Friday, August 27, 2021, Royal Albert Hall, London
Broadcast live on BBC Radio 3 from 7.30 p.m.
It’s only right that Malcolm Arnold, in his centenary year, should have one of his Nine Symphonies included during this Proms season, but his contemporary, Robert Simpson, has not been so fortunate regarding his eleven such works (only the First of his fifteen String Quartets was mentioned in Proms dispatches, http://www.colinscolumn.com/bbc-proms-2021-marmen-quartet-cadogan-hall-joseph-haydns-lark-robert-simpsons-first/; looks like we’ll have to make do with Martyn Brabbins and the BBC Phil’s studio account of Symphony 2 from a few months ago).
It was probably inevitable that Arnold’s Fifth would be the Symphony of choice – it’s crept into the concert repertoire somewhat ahead of the rest (and has reached places such as Bergen, Lyon, Reykjavík and Saint Petersburg). First heard in 1961 at the Cheltenham Festival of Music, the composer conducting the Hallé Orchestra – and he went on to record it in Birmingham for HMV (also included in the discography are versions from Vernon Handley and Richard Hickox) – the restless first movement of Arnold Five remembers four of his friends who died young, including Dennis Brain and Gerard Hoffnung – music with an edge, both bittersweet and harsh, contrasted with balletic lightness. This performance didn’t sugar the pill. The slow movement brings an expansive melody full of sadness – so eloquent here – that turns into an anguished climax and then shadowy reminiscences, whereas the Scherzo juxtaposes sinister prowling with joviality. The Finale may be the Symphony’s weak link, partly due to its brevity, and because the turn from jauntiness (close to English Dance mode) to tragedy can seem too contrived; here, with a filmic return to the second movement, the transformation to Shostakovichian desolation was devastating. Given the quality of this revealing rendition, one imagines that Sakari Oramo holds this Symphony in the highest regard.

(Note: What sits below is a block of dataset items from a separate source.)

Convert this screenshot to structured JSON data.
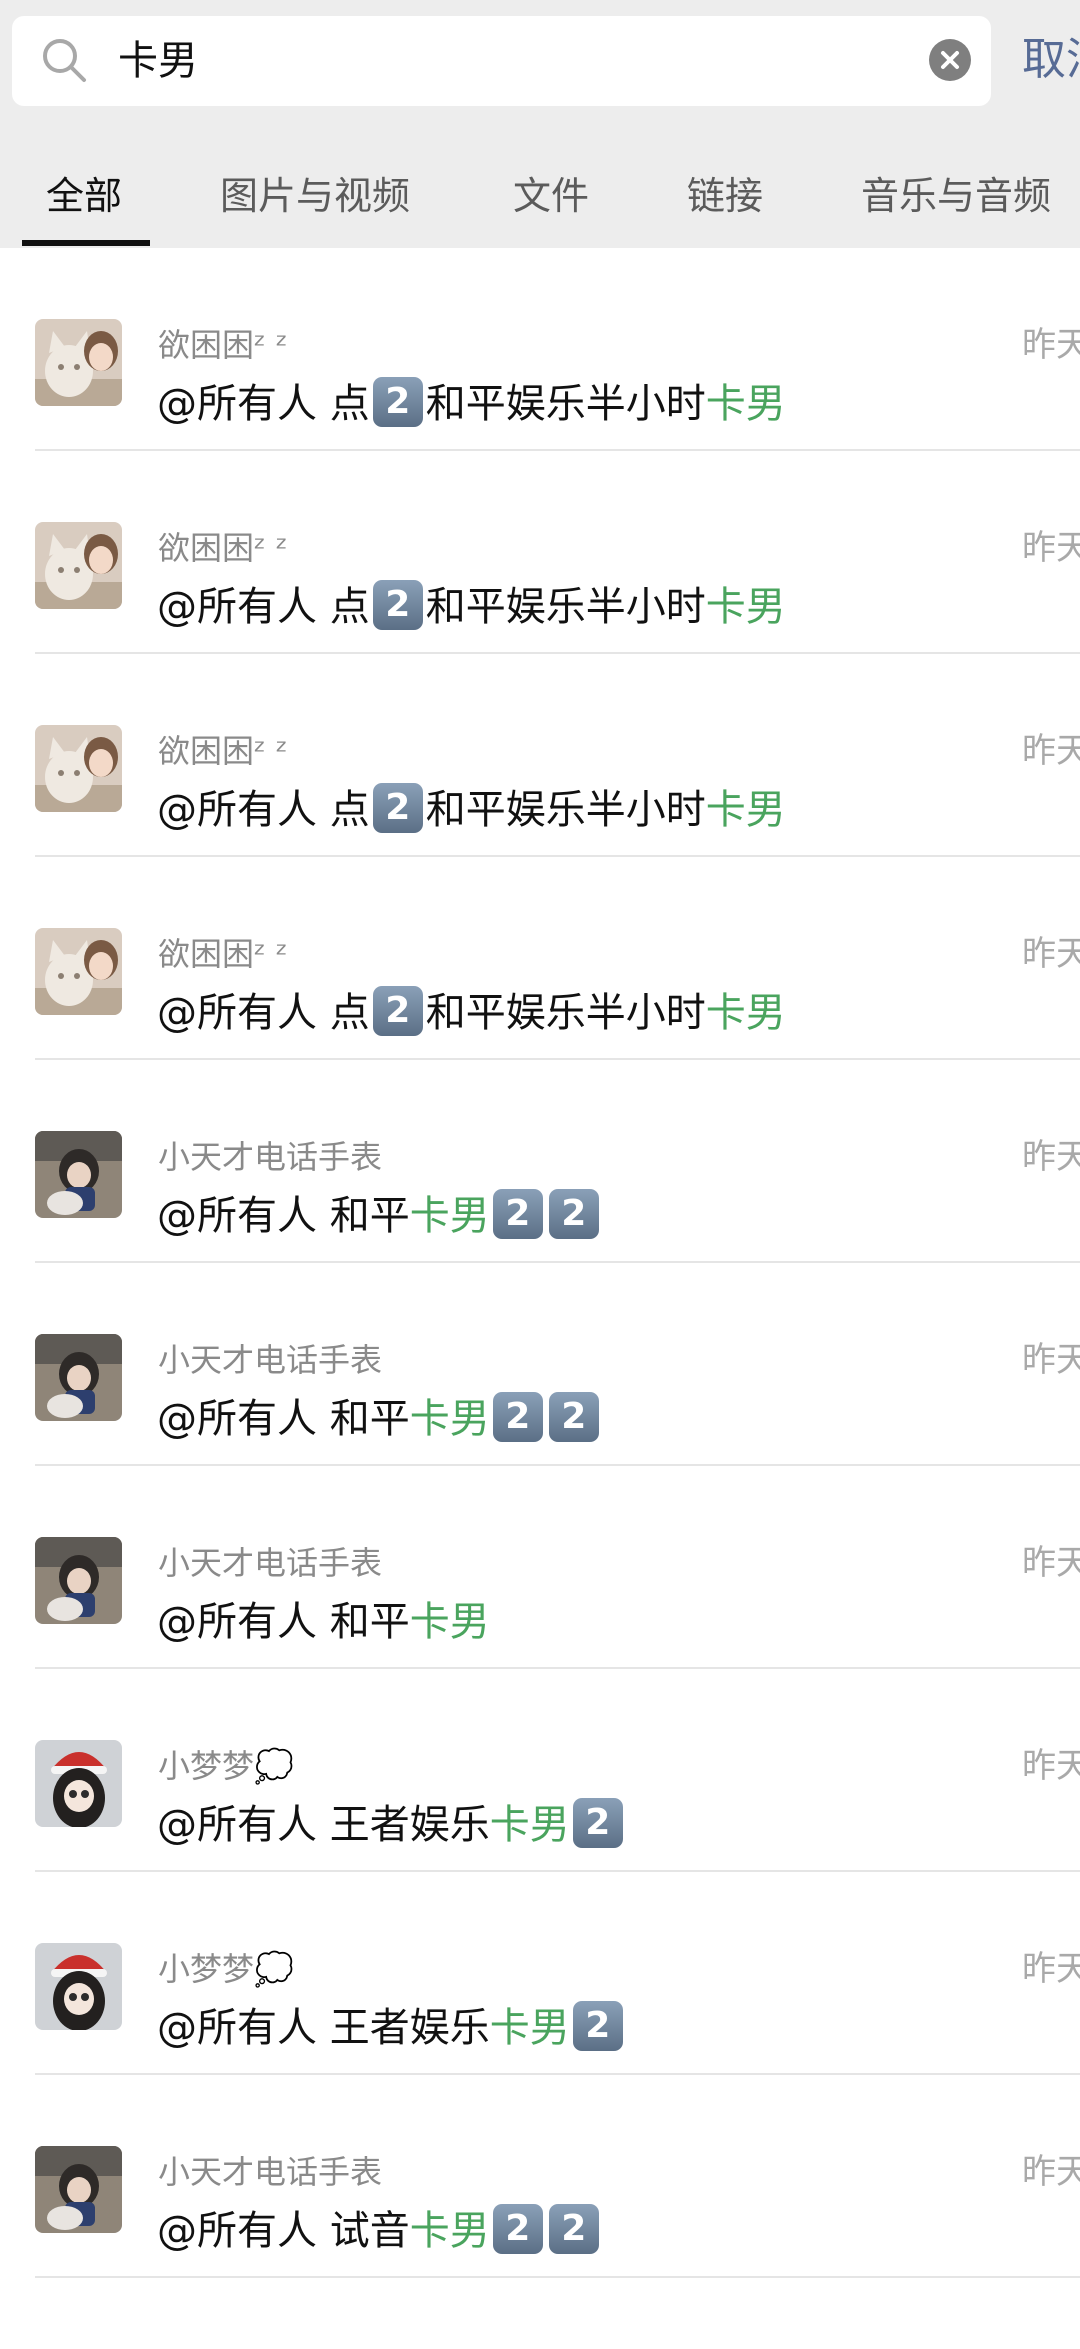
{
  "search": {
    "query": "卡男",
    "cancel_label": "取消"
  },
  "tabs": [
    {
      "label": "全部",
      "active": true
    },
    {
      "label": "图片与视频",
      "active": false
    },
    {
      "label": "文件",
      "active": false
    },
    {
      "label": "链接",
      "active": false
    },
    {
      "label": "音乐与音频",
      "active": false
    }
  ],
  "results": [
    {
      "sender": "欲困困ᶻ ᶻ",
      "avatar": "cat-girl-avatar",
      "time": "昨天",
      "parts": [
        {
          "t": "@所有人 点"
        },
        {
          "k": "2"
        },
        {
          "t": "和平娱乐半小时"
        },
        {
          "h": "卡男"
        }
      ]
    },
    {
      "sender": "欲困困ᶻ ᶻ",
      "avatar": "cat-girl-avatar",
      "time": "昨天",
      "parts": [
        {
          "t": "@所有人 点"
        },
        {
          "k": "2"
        },
        {
          "t": "和平娱乐半小时"
        },
        {
          "h": "卡男"
        }
      ]
    },
    {
      "sender": "欲困困ᶻ ᶻ",
      "avatar": "cat-girl-avatar",
      "time": "昨天",
      "parts": [
        {
          "t": "@所有人 点"
        },
        {
          "k": "2"
        },
        {
          "t": "和平娱乐半小时"
        },
        {
          "h": "卡男"
        }
      ]
    },
    {
      "sender": "欲困困ᶻ ᶻ",
      "avatar": "cat-girl-avatar",
      "time": "昨天",
      "parts": [
        {
          "t": "@所有人 点"
        },
        {
          "k": "2"
        },
        {
          "t": "和平娱乐半小时"
        },
        {
          "h": "卡男"
        }
      ]
    },
    {
      "sender": "小天才电话手表",
      "avatar": "girl-sitting-avatar",
      "time": "昨天",
      "parts": [
        {
          "t": "@所有人 和平"
        },
        {
          "h": "卡男"
        },
        {
          "k": "2"
        },
        {
          "k": "2"
        }
      ]
    },
    {
      "sender": "小天才电话手表",
      "avatar": "girl-sitting-avatar",
      "time": "昨天",
      "parts": [
        {
          "t": "@所有人 和平"
        },
        {
          "h": "卡男"
        },
        {
          "k": "2"
        },
        {
          "k": "2"
        }
      ]
    },
    {
      "sender": "小天才电话手表",
      "avatar": "girl-sitting-avatar",
      "time": "昨天",
      "parts": [
        {
          "t": "@所有人 和平"
        },
        {
          "h": "卡男"
        }
      ]
    },
    {
      "sender": "小梦梦💭",
      "avatar": "doll-santa-hat-avatar",
      "time": "昨天",
      "parts": [
        {
          "t": "@所有人 王者娱乐"
        },
        {
          "h": "卡男"
        },
        {
          "k": "2"
        }
      ]
    },
    {
      "sender": "小梦梦💭",
      "avatar": "doll-santa-hat-avatar",
      "time": "昨天",
      "parts": [
        {
          "t": "@所有人 王者娱乐"
        },
        {
          "h": "卡男"
        },
        {
          "k": "2"
        }
      ]
    },
    {
      "sender": "小天才电话手表",
      "avatar": "girl-sitting-avatar",
      "time": "昨天",
      "parts": [
        {
          "t": "@所有人 试音"
        },
        {
          "h": "卡男"
        },
        {
          "k": "2"
        },
        {
          "k": "2"
        }
      ]
    }
  ],
  "colors": {
    "highlight": "#4aa45e",
    "link": "#576b95",
    "header_bg": "#ededed",
    "keycap": "#6b7f96"
  }
}
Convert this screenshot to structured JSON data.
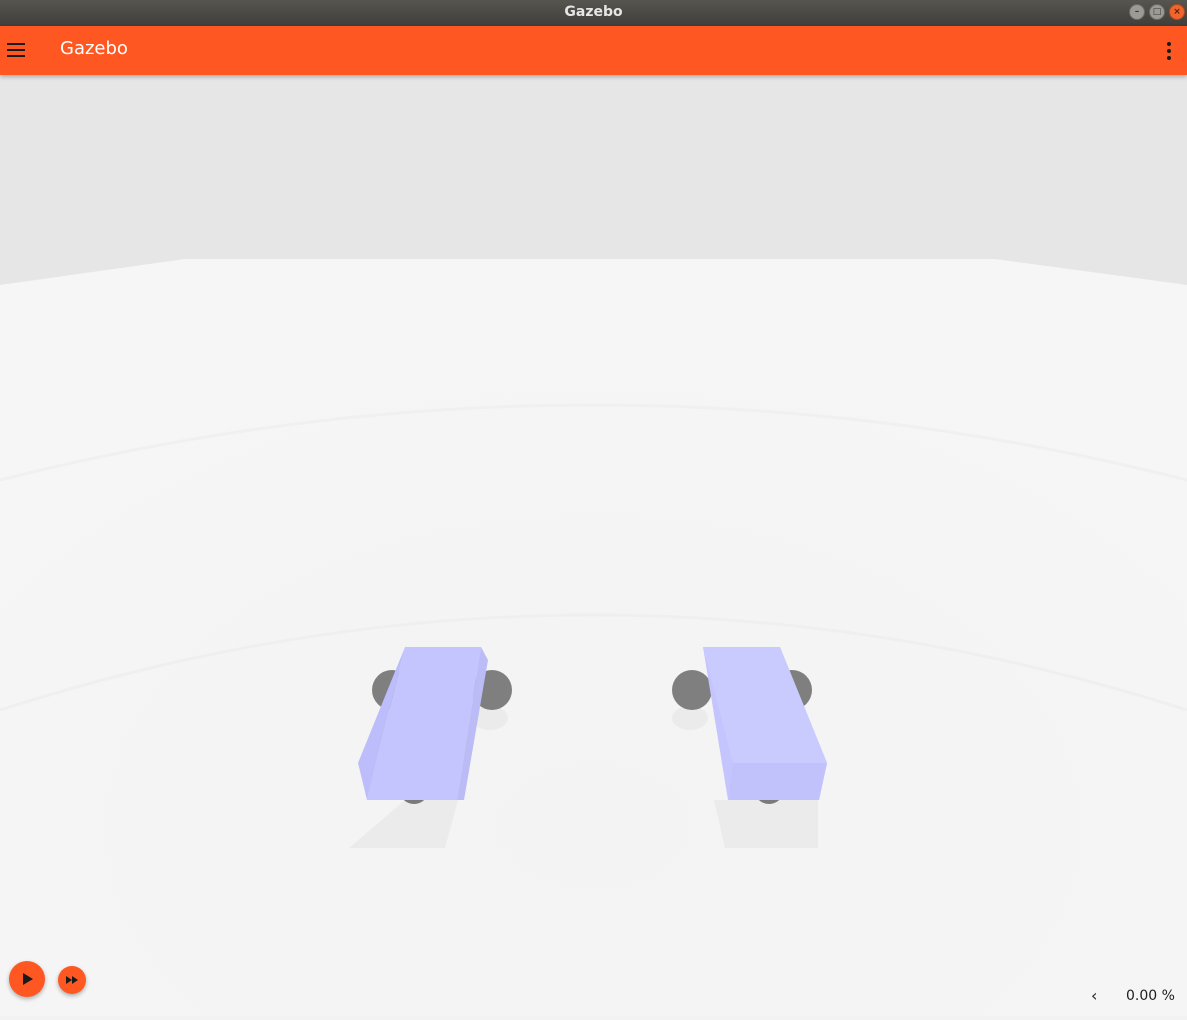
{
  "window": {
    "title": "Gazebo"
  },
  "appbar": {
    "title": "Gazebo"
  },
  "icons": {
    "menu": "hamburger-menu-icon",
    "overflow": "more-vert-icon",
    "play": "play-icon",
    "step": "fast-forward-icon",
    "collapse": "chevron-left-icon"
  },
  "status": {
    "real_time_factor": "0.00 %"
  },
  "colors": {
    "accent": "#ff5722",
    "sky": "#e6e6e6",
    "ground": "#f2f2f2",
    "robot_body": "#c5c5ff",
    "wheel": "#808080"
  }
}
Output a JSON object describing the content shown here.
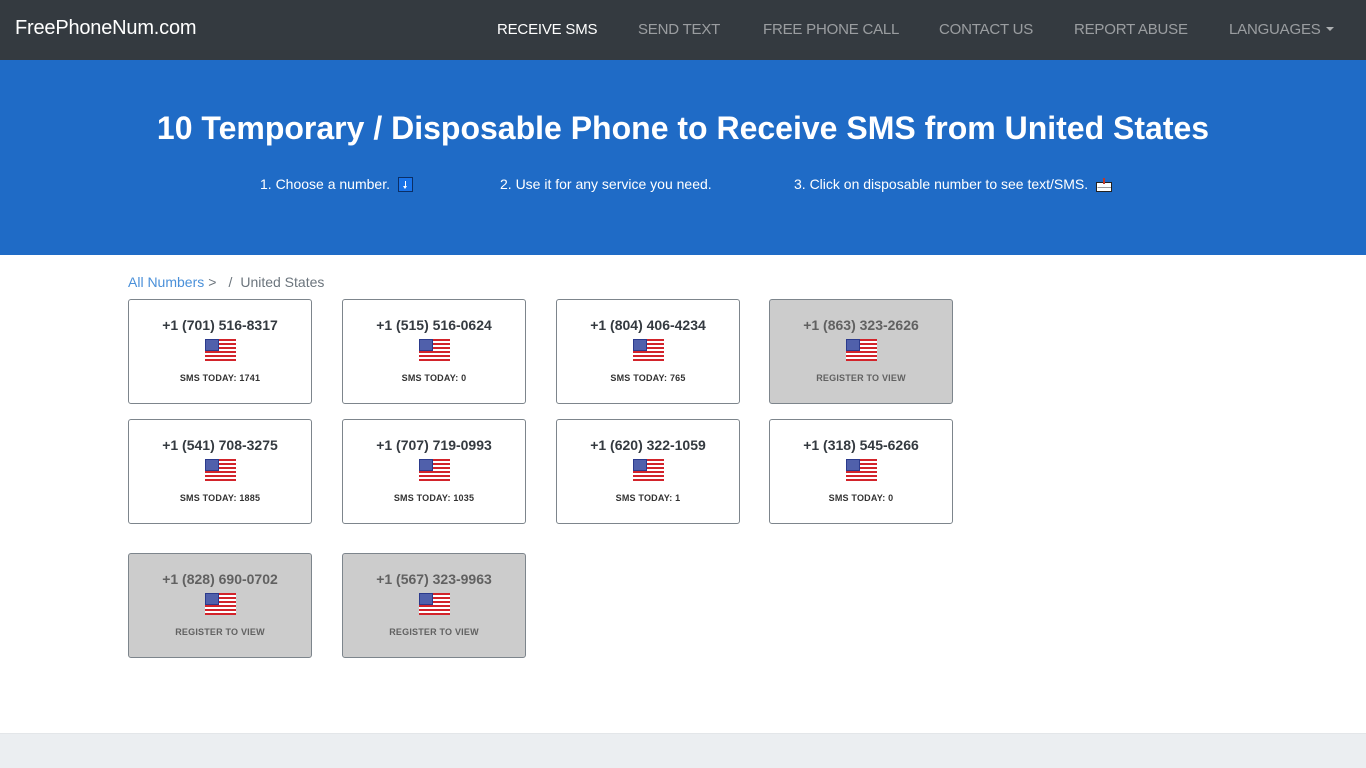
{
  "navbar": {
    "brand": "FreePhoneNum.com",
    "items": [
      {
        "label": "RECEIVE SMS",
        "active": true
      },
      {
        "label": "SEND TEXT",
        "active": false
      },
      {
        "label": "FREE PHONE CALL",
        "active": false
      },
      {
        "label": "CONTACT US",
        "active": false
      },
      {
        "label": "REPORT ABUSE",
        "active": false
      },
      {
        "label": "LANGUAGES",
        "active": false,
        "dropdown": true
      }
    ]
  },
  "hero": {
    "title": "10 Temporary / Disposable Phone to Receive SMS from United States",
    "steps": [
      {
        "text": "1. Choose a number.",
        "icon": "down-arrow-icon"
      },
      {
        "text": "2. Use it for any service you need.",
        "icon": null
      },
      {
        "text": "3. Click on disposable number to see text/SMS.",
        "icon": "mailbox-icon"
      }
    ],
    "background_color": "#1f6bc6"
  },
  "breadcrumb": {
    "link": "All Numbers",
    "separator": ">",
    "slash": "/",
    "current": "United States"
  },
  "numbers": [
    {
      "number": "+1 (701) 516-8317",
      "status": "SMS TODAY: 1741",
      "locked": false,
      "country_flag": "us-flag-icon"
    },
    {
      "number": "+1 (515) 516-0624",
      "status": "SMS TODAY: 0",
      "locked": false,
      "country_flag": "us-flag-icon"
    },
    {
      "number": "+1 (804) 406-4234",
      "status": "SMS TODAY: 765",
      "locked": false,
      "country_flag": "us-flag-icon"
    },
    {
      "number": "+1 (863) 323-2626",
      "status": "REGISTER TO VIEW",
      "locked": true,
      "country_flag": "us-flag-icon"
    },
    {
      "number": "+1 (541) 708-3275",
      "status": "SMS TODAY: 1885",
      "locked": false,
      "country_flag": "us-flag-icon"
    },
    {
      "number": "+1 (707) 719-0993",
      "status": "SMS TODAY: 1035",
      "locked": false,
      "country_flag": "us-flag-icon"
    },
    {
      "number": "+1 (620) 322-1059",
      "status": "SMS TODAY: 1",
      "locked": false,
      "country_flag": "us-flag-icon"
    },
    {
      "number": "+1 (318) 545-6266",
      "status": "SMS TODAY: 0",
      "locked": false,
      "country_flag": "us-flag-icon"
    },
    {
      "number": "+1 (828) 690-0702",
      "status": "REGISTER TO VIEW",
      "locked": true,
      "country_flag": "us-flag-icon"
    },
    {
      "number": "+1 (567) 323-9963",
      "status": "REGISTER TO VIEW",
      "locked": true,
      "country_flag": "us-flag-icon"
    }
  ]
}
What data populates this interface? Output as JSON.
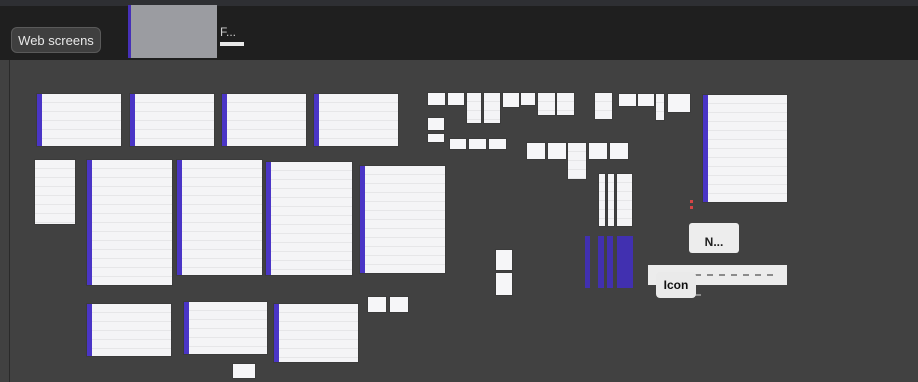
{
  "toolbar": {
    "page_label": "Web screens",
    "frame_label": "F..."
  },
  "canvas": {
    "labels": {
      "n_label": "N...",
      "icon_label": "Icon"
    }
  },
  "colors": {
    "canvas_bg": "#414141",
    "topbar_bg": "#1f1f1f",
    "accent": "#4a35c6"
  }
}
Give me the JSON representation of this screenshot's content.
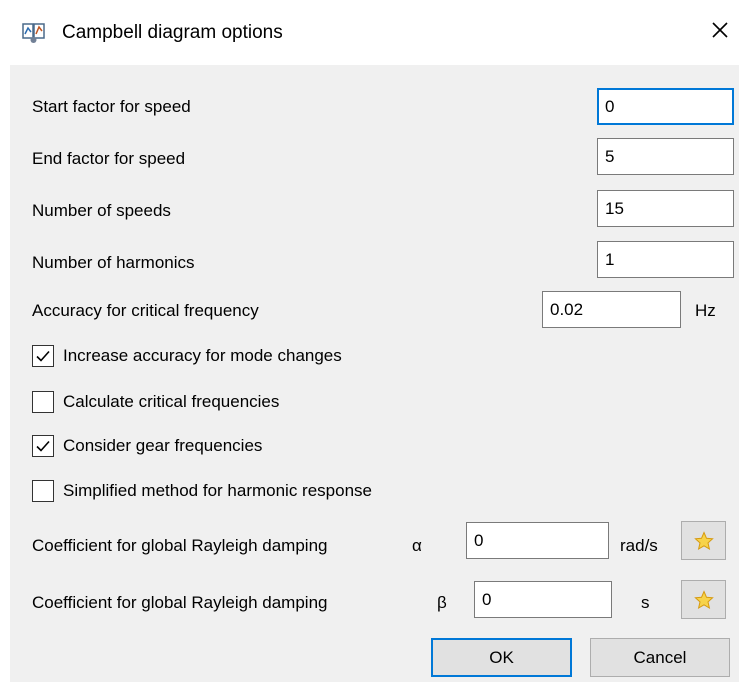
{
  "window": {
    "title": "Campbell diagram options",
    "app_icon": "campbell-app-icon",
    "close_icon": "close-icon"
  },
  "fields": [
    {
      "label": "Start factor for speed",
      "value": "0"
    },
    {
      "label": "End factor for speed",
      "value": "5"
    },
    {
      "label": "Number of speeds",
      "value": "15"
    },
    {
      "label": "Number of harmonics",
      "value": "1"
    }
  ],
  "accuracy": {
    "label": "Accuracy for critical frequency",
    "value": "0.02",
    "unit": "Hz"
  },
  "checkboxes": [
    {
      "label": "Increase accuracy for mode changes",
      "checked": true
    },
    {
      "label": "Calculate critical frequencies",
      "checked": false
    },
    {
      "label": "Consider gear frequencies",
      "checked": true
    },
    {
      "label": "Simplified method for harmonic response",
      "checked": false
    }
  ],
  "damping": [
    {
      "label": "Coefficient for global Rayleigh damping",
      "symbol": "α",
      "value": "0",
      "unit": "rad/s",
      "icon": "star-icon"
    },
    {
      "label": "Coefficient for global Rayleigh damping",
      "symbol": "β",
      "value": "0",
      "unit": "s",
      "icon": "star-icon"
    }
  ],
  "buttons": {
    "ok": "OK",
    "cancel": "Cancel"
  },
  "colors": {
    "accent": "#0078d7",
    "dialog_bg": "#f0f0f0",
    "star": "#f2b21b"
  }
}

In 1929 William Walton wrote a Concerto for viola-player Lionel Tertis, but it was rejected by him leaving Paul Hindemith to give the premiere. Timothy Ridout brought smoky tone, athletic virtuosity and shapely phrasing to the solo part, agitated emotions, too – the outer movements tend to the poetic, yearning and the contemplative, the work, following an orchestral emotional outpouring, closing as a sunset, whereas the middle one scintillates at speed, here bouncy rather than daredevil (for the latter try Primrose and Boult). Oramo and the BBCSO (using Walton’s revised 1961 scoring: woodwinds and brass somewhat reduced and a harp added) were sympathetic partners, vivid and sensitive, displaying a pioneering spirit.
For an apposite encore, Ridout offered a remarkably rough-hewn and diabolically fast movement from Hindemith’s Sonata Opus 25/1, almost computer-generated. Stunning!
The concert’s respective halves opened with short pieces, respectively John Foulds’s Le cabaret (Overture to a French Comedy), a hip-swinging and insouciant gem, conducted with affection by Oramo; and the UK premiere of Charlotte Bray’s intriguingly titled Where Icebergs Dance Away, music reflecting on Global Warming, meditative and animated, with much expression between the lines. Engaging; chilly and questioning, too.